Output shape: torch.Size([1, 3]) Output values: tensor([[ 0.1234, -0.5678, 0.9101]], grad_fn=<AddmmBackward0>)

⚠️

Common Pitfalls

Not replacing the final layer to match your dataset's number of classes causes shape mismatch errors.
Forgetting to set the model to train() mode during training or eval() mode during evaluation affects batch normalization and dropout layers.
Not normalizing input images with the same mean and std used during ResNet training leads to poor performance.
Using a learning rate too high can cause training to diverge when fine-tuning.

python

import torch
import torchvision.models as models

# Wrong: Using pretrained ResNet without changing final layer for 5 classes
model = models.resnet18(weights=models.ResNet18_Weights.DEFAULT)
# model.fc still outputs 1000 classes (ImageNet)

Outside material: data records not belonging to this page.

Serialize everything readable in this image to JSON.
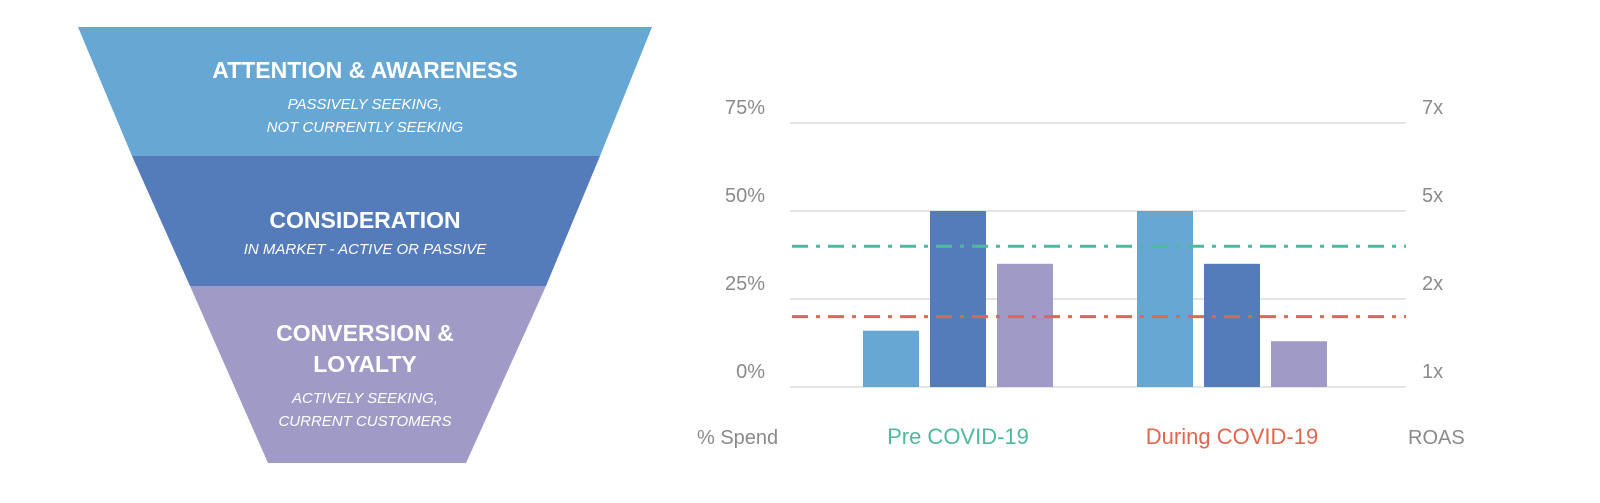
{
  "funnel": {
    "stages": [
      {
        "title_lines": [
          "ATTENTION & AWARENESS"
        ],
        "sub_lines": [
          "PASSIVELY SEEKING,",
          "NOT CURRENTLY SEEKING"
        ],
        "color": "#66a8d3"
      },
      {
        "title_lines": [
          "CONSIDERATION"
        ],
        "sub_lines": [
          "IN MARKET - ACTIVE OR PASSIVE"
        ],
        "color": "#547cba"
      },
      {
        "title_lines": [
          "CONVERSION &",
          "LOYALTY"
        ],
        "sub_lines": [
          "ACTIVELY SEEKING,",
          "CURRENT CUSTOMERS"
        ],
        "color": "#a09bc6"
      }
    ]
  },
  "chart_data": {
    "type": "bar",
    "categories": [
      "Pre COVID-19",
      "During COVID-19"
    ],
    "category_colors": [
      "#4fb9a0",
      "#e0674f"
    ],
    "series": [
      {
        "values": [
          16,
          50
        ],
        "color": "#66a8d3"
      },
      {
        "values": [
          50,
          35
        ],
        "color": "#547cba"
      },
      {
        "values": [
          35,
          13
        ],
        "color": "#a09bc6"
      }
    ],
    "ylabel_left": "% Spend",
    "ylabel_right": "ROAS",
    "ylim": [
      0,
      75
    ],
    "left_ticks": [
      "0%",
      "25%",
      "50%",
      "75%"
    ],
    "right_ticks": [
      "1x",
      "2x",
      "5x",
      "7x"
    ],
    "reference_lines": [
      {
        "value": 40,
        "color": "#4fb9a0",
        "style": "dash-dot"
      },
      {
        "value": 20,
        "color": "#e0674f",
        "style": "dash-dot"
      }
    ],
    "grid": true
  }
}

# Right: Replace final layer
model.fc = torch.nn.Linear(model.fc.in_features, 5)

# Set model to train mode
model.train()

📊

Quick Reference

Step	Description
Load pretrained ResNet	Use torchvision.models.resnetXX(weights=models.ResNetXX_Weights.DEFAULT)
Modify final layer	Replace model.fc with Linear(in_features, num_classes)
Prepare data	Normalize images with ImageNet mean and std
Train or fine-tune	Use optimizer and loss function, set model.train()
Evaluate	Set model.eval() and disable gradients

✅

Key Takeaways

Always replace ResNet's final layer to match your classification classes.

Normalize input images using ImageNet mean and standard deviation.

Set model.train() during training and model.eval() during evaluation.

Use pretrained weights to speed up training and improve accuracy.

Watch learning rate carefully when fine-tuning to avoid training issues.